An alternative to the ELVARLI for an easily reconfigurable open closetsystem
Earlier this year, I had a roof leak that completely trashed my master bedroom closet. It required demolition of the old particleboard partitions and shelving, replacing water-damaged drywall and insulation, etc.
I also had some spare 12″ deep IVAR shelving pieces left over after I downsized my library. It seemed like a no-brainer to recycle them into new fittings for the rebuilt open closet.
To complete the set up, I used the IVAR pieces I had and bought a couple more uprights and shelves. I also added hanging rods to mount between the front posts of the uprights.
It was then I realized that with all the weight of the hanging clothes at the front of the IVAR unit, I had to fasten it very securely to the wall to avoid a tipping hazard.
For this purpose I nailed 1×3 boards to the studs across the wall top and bottom. And then fastened the uprights to the boards using #10×2″ screws. I was careful to level and shim each section as I went along during assembly.
The horizontal boards also spaced the IVAR far enough out from the wall to clear the base trim. This eliminated any need for cross-braces to prevent racking.
Adjusting the height
Note that I had to cut down the IVAR end units to adjust for the height of the ceiling and the beam in the middle. I thought that losing the top cross piece on the uprights might compromise the front-to-back connection of the posts, so I added metal corner braces to tie the posts to the top and middle shelves with rigid connections.
The whole assembly feels very solid and I’m not worried about it going anywhere. I think it would be a good idea to install the braces even if you don’t cut down the uprights.

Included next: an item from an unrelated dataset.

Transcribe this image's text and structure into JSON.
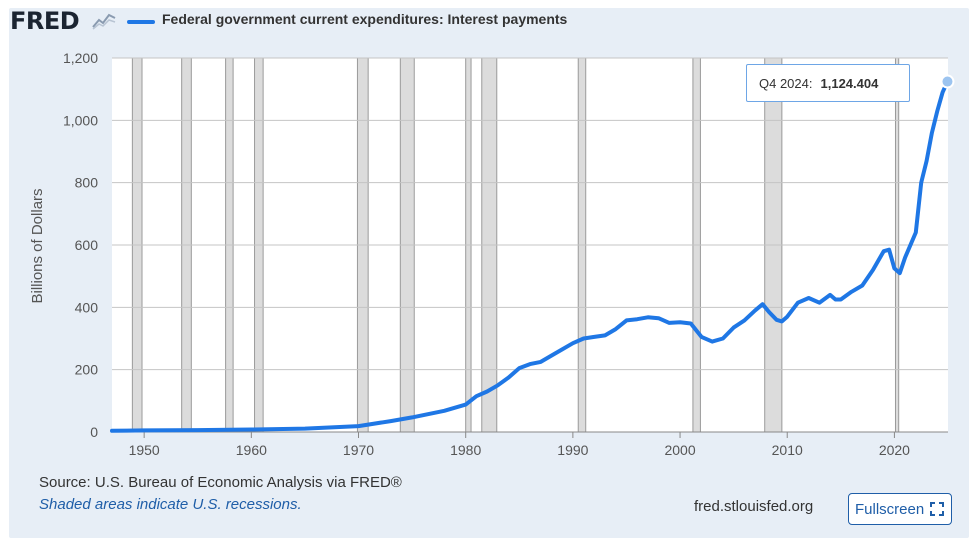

Ordinary round closet rods were too wide to mount on the IVAR posts. So I used 30x15mm oval aluminum rods made by US Futaba (available online with free shipping from walmart.com). They come in 8-foot lengths and are pretty easy to cut with a hacksaw. The end brackets attach with screws and fit perfectly on the narrow sides of the IVAR posts.
Note that the 12″ IVAR shelves are shallow enough that they don’t block access to the deep, narrow return on the left side of the closet, where I installed a wardrobe lift above the bump-out over the stairs. I couldn’t have fit a deeper closet system like PAX here because of the odd shape of my closet.
To complete the open closet fittings, I installed another hanging rod and a few more shelves on wall standards on the short section of wall opposite the IVAR unit, to the right of the door.
I’m not presently using the laundry hookups on that wall as my house has a separate laundry room downstairs too. But I didn’t want to block them off, either.
Open closet complete
Finally, this is what the IVAR unit looks like loaded up. Shown here with a new set of 13×15″ strap baskets that perfectly fit the narrow IVAR shelves. (I ordered these from walmart.com as well, but you can find similar baskets in other online stores too.)
I also incorporated a TARVA chest I already had into the closet. All of the pine IVAR, TARVA, and shelf board pieces were finished with multiple coats of Minwax Tung Oil finish.
Overall, I’m very happy with the way this turned out. I wouldn’t have bothered with a closet remodel if I hadn’t been forced to do it. Clear-finished pine shelving not only looks a lot better than the fixed painted particleboard fittings that were there previously, but it’s also designed to be easily reconfigurable if storage needs change in the future.